Gallagher juga menyoroti adanya insiden lain yang terjadi bersamaan, yakni duel antara Declan Rice dan Konstantinos Mavropanos. Namun, fokus utama tetap pada kejadian pertama yang melibatkan kiper. “Wasit harus melihat urutan kejadian. Pelanggaran terhadap kiper terjadi lebih dahulu, dan itulah yang menghentikan proses gol secara legal,” ujar Gallagher dalam analisisnya yang dikutip luas oleh media Inggris.

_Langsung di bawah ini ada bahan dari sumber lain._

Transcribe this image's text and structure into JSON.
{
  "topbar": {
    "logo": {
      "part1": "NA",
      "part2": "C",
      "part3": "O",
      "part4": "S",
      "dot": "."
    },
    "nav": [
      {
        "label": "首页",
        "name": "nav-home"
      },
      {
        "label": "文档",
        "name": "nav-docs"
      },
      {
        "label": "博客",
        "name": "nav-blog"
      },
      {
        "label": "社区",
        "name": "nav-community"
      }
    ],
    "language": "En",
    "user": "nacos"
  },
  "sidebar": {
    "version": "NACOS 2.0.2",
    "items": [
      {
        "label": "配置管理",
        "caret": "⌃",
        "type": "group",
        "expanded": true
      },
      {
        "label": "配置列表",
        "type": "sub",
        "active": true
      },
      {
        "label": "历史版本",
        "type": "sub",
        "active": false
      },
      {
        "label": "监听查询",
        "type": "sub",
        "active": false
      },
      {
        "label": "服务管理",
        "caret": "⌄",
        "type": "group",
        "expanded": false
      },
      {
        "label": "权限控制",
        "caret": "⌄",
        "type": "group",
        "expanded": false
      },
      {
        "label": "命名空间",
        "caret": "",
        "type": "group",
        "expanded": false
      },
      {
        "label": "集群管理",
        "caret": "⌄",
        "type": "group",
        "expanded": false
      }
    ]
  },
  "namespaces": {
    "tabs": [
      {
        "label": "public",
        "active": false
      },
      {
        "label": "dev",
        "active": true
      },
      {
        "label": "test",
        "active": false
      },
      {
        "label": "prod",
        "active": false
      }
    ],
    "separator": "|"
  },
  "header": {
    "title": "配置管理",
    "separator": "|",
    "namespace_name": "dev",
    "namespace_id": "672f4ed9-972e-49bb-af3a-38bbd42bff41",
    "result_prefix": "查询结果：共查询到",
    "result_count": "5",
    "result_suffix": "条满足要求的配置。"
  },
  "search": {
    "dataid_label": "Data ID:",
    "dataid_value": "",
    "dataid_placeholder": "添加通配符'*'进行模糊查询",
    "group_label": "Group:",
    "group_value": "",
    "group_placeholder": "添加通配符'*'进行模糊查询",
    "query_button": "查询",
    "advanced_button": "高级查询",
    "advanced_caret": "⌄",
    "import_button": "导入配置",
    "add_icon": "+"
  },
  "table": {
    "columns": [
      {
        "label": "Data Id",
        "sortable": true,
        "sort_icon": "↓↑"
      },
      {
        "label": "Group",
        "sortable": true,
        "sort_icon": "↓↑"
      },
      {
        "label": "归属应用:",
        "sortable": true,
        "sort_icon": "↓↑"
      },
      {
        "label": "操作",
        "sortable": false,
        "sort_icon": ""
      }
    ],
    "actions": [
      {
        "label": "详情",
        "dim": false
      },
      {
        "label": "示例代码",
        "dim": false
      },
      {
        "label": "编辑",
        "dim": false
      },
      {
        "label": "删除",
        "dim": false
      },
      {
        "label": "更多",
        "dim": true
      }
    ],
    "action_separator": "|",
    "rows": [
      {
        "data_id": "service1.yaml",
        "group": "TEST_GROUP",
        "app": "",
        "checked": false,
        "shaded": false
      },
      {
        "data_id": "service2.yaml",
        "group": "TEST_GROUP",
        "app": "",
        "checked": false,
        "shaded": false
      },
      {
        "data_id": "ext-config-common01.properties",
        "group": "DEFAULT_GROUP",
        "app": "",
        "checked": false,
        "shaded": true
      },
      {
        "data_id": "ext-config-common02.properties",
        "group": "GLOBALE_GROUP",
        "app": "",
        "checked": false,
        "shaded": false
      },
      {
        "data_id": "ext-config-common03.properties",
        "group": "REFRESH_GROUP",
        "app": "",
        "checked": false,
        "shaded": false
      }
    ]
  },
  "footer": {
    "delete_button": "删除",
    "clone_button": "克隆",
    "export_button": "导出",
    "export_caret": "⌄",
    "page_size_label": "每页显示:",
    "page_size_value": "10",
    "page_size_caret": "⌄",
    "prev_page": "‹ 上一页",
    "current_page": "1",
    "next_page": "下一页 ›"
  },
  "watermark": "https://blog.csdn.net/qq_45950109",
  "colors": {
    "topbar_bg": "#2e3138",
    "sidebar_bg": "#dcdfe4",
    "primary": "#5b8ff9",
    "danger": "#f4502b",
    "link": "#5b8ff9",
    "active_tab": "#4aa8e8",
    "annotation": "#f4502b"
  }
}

Implikasi Klasemen dan Ancaman Degradasi yang Semakin Nyata

Hasil dari drama di menit ke-95 ini memiliki dampak domino yang luar biasa besar bagi kedua tim. Bagi Arsenal, kemenangan tipis ini menjaga asa mereka dalam perburuan gelar juara. Mereka kini unggul tiga poin dari Manchester City di puncak klasemen, meski mereka memainkan jumlah pertandingan yang lebih banyak. Kemenangan yang diraih dengan susah payah ini memberikan suntikan moral bagi pasukan Meriam London untuk terus konsisten hingga akhir musim.

Namun bagi West Ham, ini adalah pukulan telak yang mengancam eksistensi mereka di kasta tertinggi sepak bola Inggris. Kegagalan meraih poin membuat mereka terpaku di papan bawah. Situasi bisa semakin memburuk jika Tottenham berhasil menaklukkan Leeds United di pertandingan berikutnya, yang akan melebarkan jarak menjadi empat poin. Bayang-bayang degradasi kini semakin nyata menghantui publik Stadion London, terutama dengan jadwal berat yang menanti mereka, termasuk laga hidup-mati melawan Newcastle United pada pekan depan.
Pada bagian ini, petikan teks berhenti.